Bear Stearns, too, was a victim of a devastating run on the bank, as many of its creditors suddenly stopped lending to the firm and investors dumped the company's stock.
Reacting quickly, the Federal Reserve took unprecedented steps after Bear Stearns' demise to make cheap loans available to loss-ridden banks and, for the first time, to securities firms. The Fed's moves helped restore calm to markets by April.
But by May, investors' focus had returned to the slumping housing market and the likelihood that banks and brokerages would face more losses on mortgage-related debt. Confidence in the stock market, and in financial institutions large and small, eroded anew.
Worse, the price of oil began a stunning climb in April that still hasn't relented. Crude prices closed at $145.08 a barrel Friday, up from $100 as April began.
Record energy costs, coupled with surging food prices, raise the risk that more beleaguered consumers could fall behind on their mortgage payments.
"These prices for oil and food, in an economy 70% driven by consumers, are just adding more strains to the financial system," said Tom Atteberry, a fund manager at First Pacific Advisors in Los Angeles.
As worries about the economy mounted in June, stocks went into another tailspin that has continued in July. Wall Street now is officially in a bear market -- meaning a drop of at least 20% in key stock indexes -- for the first time since the plunge of 2000-02.
The Dow Jones index, which fell 128.48 points to 11,100.54 on Friday, now is down 21.6% from its record high last year.
That's still a long way from the 38% dive the Dow took from its peak in early 2000 to its low in October 2002.
But there are some parallels between the 2000-02 period and the current one that hint at worse to come.
The stock market's crash in 2000 began with the bust in highflying dot-com stocks. This time, the decline began with the bust in home prices and its disastrous effects on every industry tied to housing.
In 2002, weary investors were hit by a wave of corporate accounting scandals that began with fabled Enron Corp. By the summer of that year, an extraordinary crisis of confidence had developed: Investors simply felt that they couldn't trust what many companies were telling them about their sales or earnings. Share prices dived further.
This time, the crisis of confidence is in the U.S. banking system. Because so many banks and brokerages lent heavily to fund the housing boom, the losses from the housing bust permeate the financial system to a degree few analysts had predicted.
As home prices keep falling, "anything tied to U.S. residential real estate is seen at risk," said Allen Sinai at Decision Economics in New York.
Fearing more severe losses than they've already suffered, investors in recent weeks have fled stocks of some of the nation's biggest financial institutions at a pace that has stunned Wall Street.

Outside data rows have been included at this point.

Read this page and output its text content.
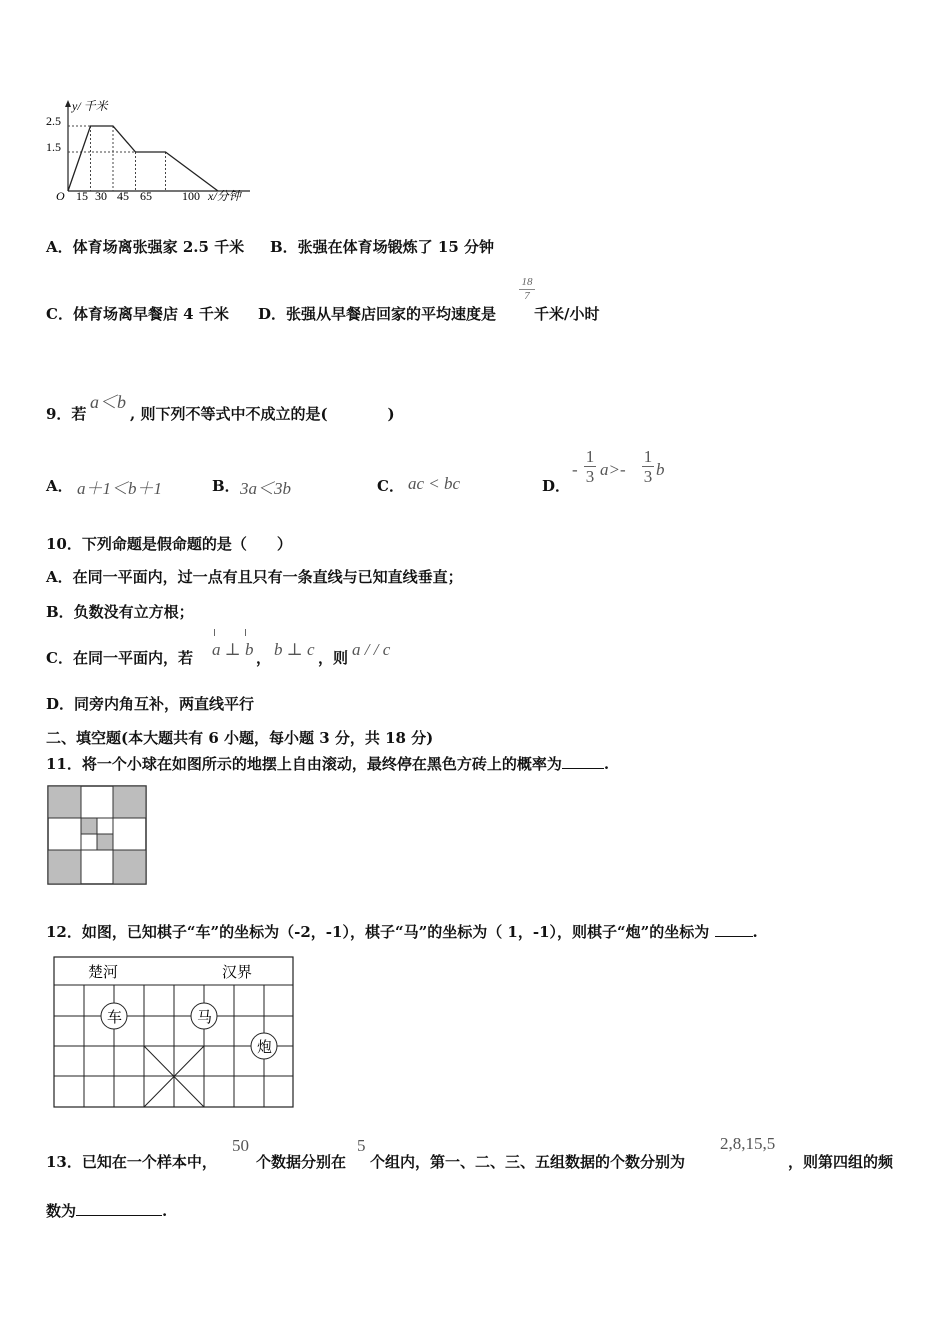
y/ 千米
x/分钟
O
2.5
1.5
15 30 45 65	100
A．体育场离张强家 2.5 千米 B．张强在体育场锻炼了 15 分钟
C．体育场离早餐店 4 千米 D．张强从早餐店回家的平均速度是
$\frac{18}{7}$
千米/小时
9．若
a＜b
, 则下列不等式中不成立的是(　　　　)
A． a＋1＜b＋1	B． 3a＜3b	C． ac < bc	D．
- $\frac{1}{3} a>- \frac{1}{3}$ b
10．下列命题是假命题的是（　　）
A．在同一平面内，过一点有且只有一条直线与已知直线垂直；
B．负数没有立方根；
C．在同一平面内，若 a ⊥ b ， b ⊥ c ，则 a / / c
D．同旁内角互补，两直线平行
二、填空题(本大题共有 6 小题，每小题 3 分，共 18 分)
11．将一个小球在如图所示的地摆上自由滚动，最终停在黑色方砖上的概率为	.
12．如图，已知棋子“车”的坐标为（-2，-1），棋子“马”的坐标为（ 1，-1），则棋子“炮”的坐标为	.
楚河	汉界
车	马
炮
13．已知在一个样本中，
50
个数据分别在
5
个组内，第一、二、三、五组数据的个数分别为
2,8,15,5
，则第四组的频
数为	.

This week, investors turned on Fannie Mae and Freddie Mac with a vengeance.
Despite the companies' assurances that they have adequate capital cushions against surging defaults on the mortgages they own or guarantee, the market doesn't believe them.
For the federal government, that poses a quandary. Because of their size and importance to the mortgage market, it's inconceivable that Fannie and Freddie would be allowed to fail. But an outright takeover of the companies by the government, as some experts have suggested, could frighten foreign investors -- who are big lenders to the Treasury -- by, in effect, adding the companies' $5-trillion debt load to the Treasury's massive debt of $9.5 trillion.
Nationalizing the companies "would put the full faith and credit of the Treasury at risk," Sinai said. "It would make foreign investors think hard about buying U.S. Treasury debt."
The way you stop a bank run is to restore confidence. For Uncle Sam, the challenge isn't just to restore confidence among Americans, but also to make sure it doesn't evaporate among our foreign creditors.